In a 2017 study, he asked payers from 11 health systems worldwide to confidentially share the discounts they were receiving from pharma companies. The most common discount was between 20 and 29 percent, but almost half said they had at least one discount as high as 60 percent.
It also means that when the PMPRB compares new drugs against others with similar therapeutic value, they’re using those inflated prices. The proposed PMPRB regulations would require companies to reveal the discounts and rebates they provide to various provinces and organizations within Canada, though that information would remain confidential.
That information would help the PMPRB better see the true value of existing drugs on the market. “It is important for patentees to report on all rebates and discounts that they provide so that the PMPRB can set domestic price ceilings for patented drugs based on the actual prices being paid in the Canadian market,” Health Canada said to Healthy Debate.
In the new system, provinces and other payees would continue to negotiate down from the PMPRB’s prices as usual. “In itself, this framework is not sufficient. You will absolutely still need tough but fair negotiations between suppliers and managers of the system,” says Morgan.
Ahmed Bayoumi, a researcher at St. Michael’s Hospital and a member of the CADTH’s Canadian Drug Expert Committee, worries the new rules might make that harder. “If the PMPRB introduces a cost effectiveness process, my concern is that the manufacturers will come back and say they already have a price that reflects value for money, there’s no reason for doing further negotiations, and that we should just accept that price,” he says.
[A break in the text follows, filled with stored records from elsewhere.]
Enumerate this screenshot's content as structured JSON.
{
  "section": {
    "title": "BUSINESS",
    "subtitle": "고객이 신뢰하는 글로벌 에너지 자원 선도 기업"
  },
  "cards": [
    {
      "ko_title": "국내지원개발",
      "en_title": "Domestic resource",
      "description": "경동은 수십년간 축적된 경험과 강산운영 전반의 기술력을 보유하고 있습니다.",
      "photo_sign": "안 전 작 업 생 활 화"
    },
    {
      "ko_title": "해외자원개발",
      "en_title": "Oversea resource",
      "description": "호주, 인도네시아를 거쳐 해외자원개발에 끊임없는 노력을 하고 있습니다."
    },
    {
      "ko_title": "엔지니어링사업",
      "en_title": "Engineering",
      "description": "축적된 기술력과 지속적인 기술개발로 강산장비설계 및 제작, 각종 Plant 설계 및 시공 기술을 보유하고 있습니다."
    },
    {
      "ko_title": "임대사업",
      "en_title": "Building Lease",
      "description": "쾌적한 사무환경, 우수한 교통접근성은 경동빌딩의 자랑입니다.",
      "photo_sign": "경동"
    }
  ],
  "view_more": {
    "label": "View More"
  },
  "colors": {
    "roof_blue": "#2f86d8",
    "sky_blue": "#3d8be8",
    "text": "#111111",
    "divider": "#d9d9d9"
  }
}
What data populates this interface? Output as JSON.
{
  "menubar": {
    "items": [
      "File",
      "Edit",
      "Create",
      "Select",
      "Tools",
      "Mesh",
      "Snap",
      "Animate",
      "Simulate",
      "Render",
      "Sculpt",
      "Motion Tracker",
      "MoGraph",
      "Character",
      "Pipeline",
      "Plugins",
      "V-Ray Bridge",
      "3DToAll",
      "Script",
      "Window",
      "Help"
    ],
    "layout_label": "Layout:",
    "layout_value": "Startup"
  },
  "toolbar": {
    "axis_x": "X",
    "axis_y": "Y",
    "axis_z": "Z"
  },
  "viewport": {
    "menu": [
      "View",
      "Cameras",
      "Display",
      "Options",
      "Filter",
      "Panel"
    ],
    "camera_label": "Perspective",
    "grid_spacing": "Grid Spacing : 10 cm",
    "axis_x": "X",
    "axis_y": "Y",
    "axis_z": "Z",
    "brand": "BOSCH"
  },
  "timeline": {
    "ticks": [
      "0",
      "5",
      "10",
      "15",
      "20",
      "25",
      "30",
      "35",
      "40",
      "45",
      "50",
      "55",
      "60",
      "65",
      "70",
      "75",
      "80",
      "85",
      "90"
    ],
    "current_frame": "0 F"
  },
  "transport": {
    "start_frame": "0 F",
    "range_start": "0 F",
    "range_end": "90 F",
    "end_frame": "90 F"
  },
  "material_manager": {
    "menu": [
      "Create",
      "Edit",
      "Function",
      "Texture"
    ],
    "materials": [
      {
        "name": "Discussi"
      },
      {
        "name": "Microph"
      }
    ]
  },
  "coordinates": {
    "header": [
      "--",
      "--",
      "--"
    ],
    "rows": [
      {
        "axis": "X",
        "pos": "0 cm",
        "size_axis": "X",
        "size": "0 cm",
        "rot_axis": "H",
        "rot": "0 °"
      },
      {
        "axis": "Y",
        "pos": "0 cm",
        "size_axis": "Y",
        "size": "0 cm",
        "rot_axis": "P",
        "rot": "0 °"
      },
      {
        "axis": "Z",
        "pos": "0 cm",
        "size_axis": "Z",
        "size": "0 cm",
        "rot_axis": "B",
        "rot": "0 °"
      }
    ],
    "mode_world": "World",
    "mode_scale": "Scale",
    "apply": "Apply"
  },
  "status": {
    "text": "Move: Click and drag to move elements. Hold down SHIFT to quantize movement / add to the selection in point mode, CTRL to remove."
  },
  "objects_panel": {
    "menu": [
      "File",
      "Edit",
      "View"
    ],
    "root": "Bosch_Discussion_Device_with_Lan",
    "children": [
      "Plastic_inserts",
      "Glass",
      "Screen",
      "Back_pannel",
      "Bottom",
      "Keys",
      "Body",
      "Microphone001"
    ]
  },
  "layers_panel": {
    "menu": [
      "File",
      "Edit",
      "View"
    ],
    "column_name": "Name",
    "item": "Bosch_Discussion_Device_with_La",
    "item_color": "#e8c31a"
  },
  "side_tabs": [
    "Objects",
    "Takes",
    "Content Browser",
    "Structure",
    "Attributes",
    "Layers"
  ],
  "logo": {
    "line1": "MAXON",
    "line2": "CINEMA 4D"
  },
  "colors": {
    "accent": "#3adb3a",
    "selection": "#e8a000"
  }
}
But the PMPRB argues that the new regulations would in fact help these organizations. “This [new] approach complements the existing efforts of organizations like the pan-Canadian Pharmaceutical Alliance by targeting regulatory oversight on drugs where market dynamics are likely to create an imbalance in bargaining power between the consumer and the patentee,” it said.
Not everyone negotiates: Most private insurance plans, and everyone who doesn’t have insurance, pay the full list price, so they would see significant savings from these changes. “We believe this will bring prices down, [which is welcome because] employers, like provincial governments, are really struggling to maintain their benefits in the face of rising prices,” says Frank.
And Morgan is optimistic it will benefit everyone. “The kind of thinking in these new regulations, especially the value-for-money component, is helpful in protecting not just individual consumers, but the system as a whole from being abused,” he says.